São Leão Magno e a teologia do poder pontifício
 
De todos os teólogos do primeiro milênio, São Leão Magno é o que com mais clareza elabora e ensina, como verdadeiro mestre da fé, em que consiste o poder pontifício. A partir de seus escritos, fica evidente como, desde o princípio, a Igreja é católica e como a consciência sobre a autoridade do papado foi se cristalizando ainda nos primeiros séculos da era cristã.
 
Leão, nascido na região da Toscana, em 400, já era reconhecido antes mesmo de sua eleição ao sólio de Pedro.
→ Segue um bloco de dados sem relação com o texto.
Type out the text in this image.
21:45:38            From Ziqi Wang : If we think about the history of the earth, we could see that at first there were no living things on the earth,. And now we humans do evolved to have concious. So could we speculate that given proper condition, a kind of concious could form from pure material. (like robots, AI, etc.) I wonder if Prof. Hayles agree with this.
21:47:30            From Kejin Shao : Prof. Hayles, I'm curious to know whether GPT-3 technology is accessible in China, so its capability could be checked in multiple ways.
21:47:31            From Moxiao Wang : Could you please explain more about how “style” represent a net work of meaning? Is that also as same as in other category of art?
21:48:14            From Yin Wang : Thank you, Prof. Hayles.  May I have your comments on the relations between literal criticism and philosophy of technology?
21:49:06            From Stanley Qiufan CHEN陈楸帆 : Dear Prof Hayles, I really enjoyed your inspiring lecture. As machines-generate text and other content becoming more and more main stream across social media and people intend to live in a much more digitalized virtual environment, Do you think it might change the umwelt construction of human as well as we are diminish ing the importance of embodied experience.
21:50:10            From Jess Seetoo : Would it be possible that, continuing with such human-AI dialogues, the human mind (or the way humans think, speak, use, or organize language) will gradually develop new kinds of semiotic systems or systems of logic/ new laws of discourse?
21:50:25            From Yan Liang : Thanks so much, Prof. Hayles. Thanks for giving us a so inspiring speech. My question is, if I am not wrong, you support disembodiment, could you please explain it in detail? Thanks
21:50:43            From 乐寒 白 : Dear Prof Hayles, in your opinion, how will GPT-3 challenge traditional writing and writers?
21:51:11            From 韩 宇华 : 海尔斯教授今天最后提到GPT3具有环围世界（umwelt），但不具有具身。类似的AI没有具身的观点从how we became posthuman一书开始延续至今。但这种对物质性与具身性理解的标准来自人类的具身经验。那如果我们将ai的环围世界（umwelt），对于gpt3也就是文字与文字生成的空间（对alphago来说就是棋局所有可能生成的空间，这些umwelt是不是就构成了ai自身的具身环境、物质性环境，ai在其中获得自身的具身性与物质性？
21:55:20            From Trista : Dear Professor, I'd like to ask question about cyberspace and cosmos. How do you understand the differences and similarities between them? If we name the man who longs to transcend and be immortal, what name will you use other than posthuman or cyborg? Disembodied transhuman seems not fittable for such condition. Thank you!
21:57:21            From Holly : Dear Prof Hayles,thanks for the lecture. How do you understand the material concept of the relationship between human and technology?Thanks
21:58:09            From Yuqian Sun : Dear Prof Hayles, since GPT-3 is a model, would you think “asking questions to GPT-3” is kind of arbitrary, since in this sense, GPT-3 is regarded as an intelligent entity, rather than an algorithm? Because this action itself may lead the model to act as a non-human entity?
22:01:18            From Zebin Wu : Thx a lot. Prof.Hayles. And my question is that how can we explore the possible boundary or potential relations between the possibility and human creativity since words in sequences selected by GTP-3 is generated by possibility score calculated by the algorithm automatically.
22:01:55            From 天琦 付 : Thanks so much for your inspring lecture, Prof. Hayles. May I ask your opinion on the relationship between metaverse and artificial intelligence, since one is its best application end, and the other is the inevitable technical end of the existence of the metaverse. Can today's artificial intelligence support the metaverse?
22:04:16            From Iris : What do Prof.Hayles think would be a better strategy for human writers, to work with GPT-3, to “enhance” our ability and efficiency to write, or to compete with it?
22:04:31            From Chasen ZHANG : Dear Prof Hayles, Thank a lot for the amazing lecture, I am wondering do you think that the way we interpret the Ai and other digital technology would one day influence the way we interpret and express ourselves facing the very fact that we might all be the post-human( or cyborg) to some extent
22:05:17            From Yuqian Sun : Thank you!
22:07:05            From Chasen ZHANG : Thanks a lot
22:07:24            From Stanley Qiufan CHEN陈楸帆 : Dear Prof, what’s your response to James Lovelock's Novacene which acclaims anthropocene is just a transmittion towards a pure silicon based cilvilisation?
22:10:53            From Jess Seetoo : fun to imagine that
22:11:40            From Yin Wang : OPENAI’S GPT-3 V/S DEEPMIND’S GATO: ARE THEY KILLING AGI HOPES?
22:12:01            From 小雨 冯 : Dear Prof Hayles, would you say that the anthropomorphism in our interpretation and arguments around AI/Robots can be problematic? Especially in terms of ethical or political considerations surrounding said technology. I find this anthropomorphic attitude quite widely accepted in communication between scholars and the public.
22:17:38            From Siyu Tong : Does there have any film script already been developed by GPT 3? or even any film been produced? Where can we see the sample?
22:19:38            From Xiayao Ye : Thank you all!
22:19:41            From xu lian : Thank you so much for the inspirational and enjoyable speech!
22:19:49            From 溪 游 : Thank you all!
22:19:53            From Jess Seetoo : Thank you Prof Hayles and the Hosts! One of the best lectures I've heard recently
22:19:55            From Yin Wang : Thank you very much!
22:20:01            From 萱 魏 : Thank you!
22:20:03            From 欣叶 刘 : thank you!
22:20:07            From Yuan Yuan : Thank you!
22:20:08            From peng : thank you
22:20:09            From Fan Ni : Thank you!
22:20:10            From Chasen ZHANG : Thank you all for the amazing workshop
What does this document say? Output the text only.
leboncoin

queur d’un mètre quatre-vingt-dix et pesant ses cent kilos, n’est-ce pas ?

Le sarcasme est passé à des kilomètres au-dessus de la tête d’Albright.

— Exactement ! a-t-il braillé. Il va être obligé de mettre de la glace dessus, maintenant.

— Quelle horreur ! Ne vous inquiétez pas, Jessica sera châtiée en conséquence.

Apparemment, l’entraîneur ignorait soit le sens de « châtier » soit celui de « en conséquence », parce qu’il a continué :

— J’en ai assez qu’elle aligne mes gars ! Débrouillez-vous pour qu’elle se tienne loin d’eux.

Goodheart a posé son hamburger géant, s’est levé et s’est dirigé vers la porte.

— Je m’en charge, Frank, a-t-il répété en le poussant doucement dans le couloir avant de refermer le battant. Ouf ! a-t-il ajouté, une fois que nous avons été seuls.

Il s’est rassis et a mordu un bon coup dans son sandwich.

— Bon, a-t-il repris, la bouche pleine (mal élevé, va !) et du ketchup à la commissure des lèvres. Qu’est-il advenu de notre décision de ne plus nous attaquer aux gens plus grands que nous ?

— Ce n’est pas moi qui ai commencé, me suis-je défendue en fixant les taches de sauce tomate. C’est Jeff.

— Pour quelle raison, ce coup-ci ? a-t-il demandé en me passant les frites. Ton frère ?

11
Enquanto diácono da Igreja de Roma, possuía fama e capacidade extraordinárias, atestadas, por exemplo, por João Cassiano, monge de Marselha, e pelo patriarca São Cirilo de Alexandria. Após a morte de Sisto III, em 440, tal era o seu prestígio que foi aclamado pelo povo e pelo clero como 44º sucessor de São Pedro.
 
Tão logo começou o seu pontificado, iniciou-se um incansável combate aos erros que ameaçavam a integridade da fé católica: como Santo Agostinho, Leão lutou com vigor contra as heresias do pelagianismo e do maniqueísmo, não permitindo que o seu rebanho fosse dizimado pela sanha dos lobos.
 
Surgiu, então, no horizonte o monofisismo. Quando o principal expoente dessa heresia, o monge Eutiques, decidiu escrever ao Papa, pedindo que o defendesse, já estava consolidada a fé no primado de Roma. Quando, por exemplo, São Clemente escreve à comunidade de Corinto, ainda no primeiro século, intervindo aí com a autoridade de São Pedro [1]; e quando Santo Inácio de Antioquia escreve à Roma, referindo-se a ela como a que “preside à caridade na observância da lei de Cristo e que leva o nome do Pai” [2], também se atesta claramente a supremacia do poder do bispo de Roma, que os cristãos sabiam ter fundamento na sucessão apostólica.
 
São Leão Magno foi defensor assíduo dessa supremacia. Em uma carta ao bispo Anastásio de Tessália, datada de 446, ele escreve:
 
“De fato, também entre os beatíssimos Apóstolos, na igualdade de honra, houve certa diferença de poder; e se bem que a eleição fosse comum a todos, a um somente foi dado ter a primazia sobre os outros. De tal modelo surgiu também a diferenciação dos bispos e, com notável ordem, providenciou-se que nem todos assumissem tudo, mas que em cada província houvesse alguns cujo juízo entre os irmãos fosse tido como prioritário; e que, por sua vez, alguns constituídos nas cidades maiores assumissem uma responsabilidade mais ampla e através deles confluísse para a única Sé de Pedro o cuidado da Igreja universal e nada em nenhum lugar ficasse separado de sua cabeça.” [3]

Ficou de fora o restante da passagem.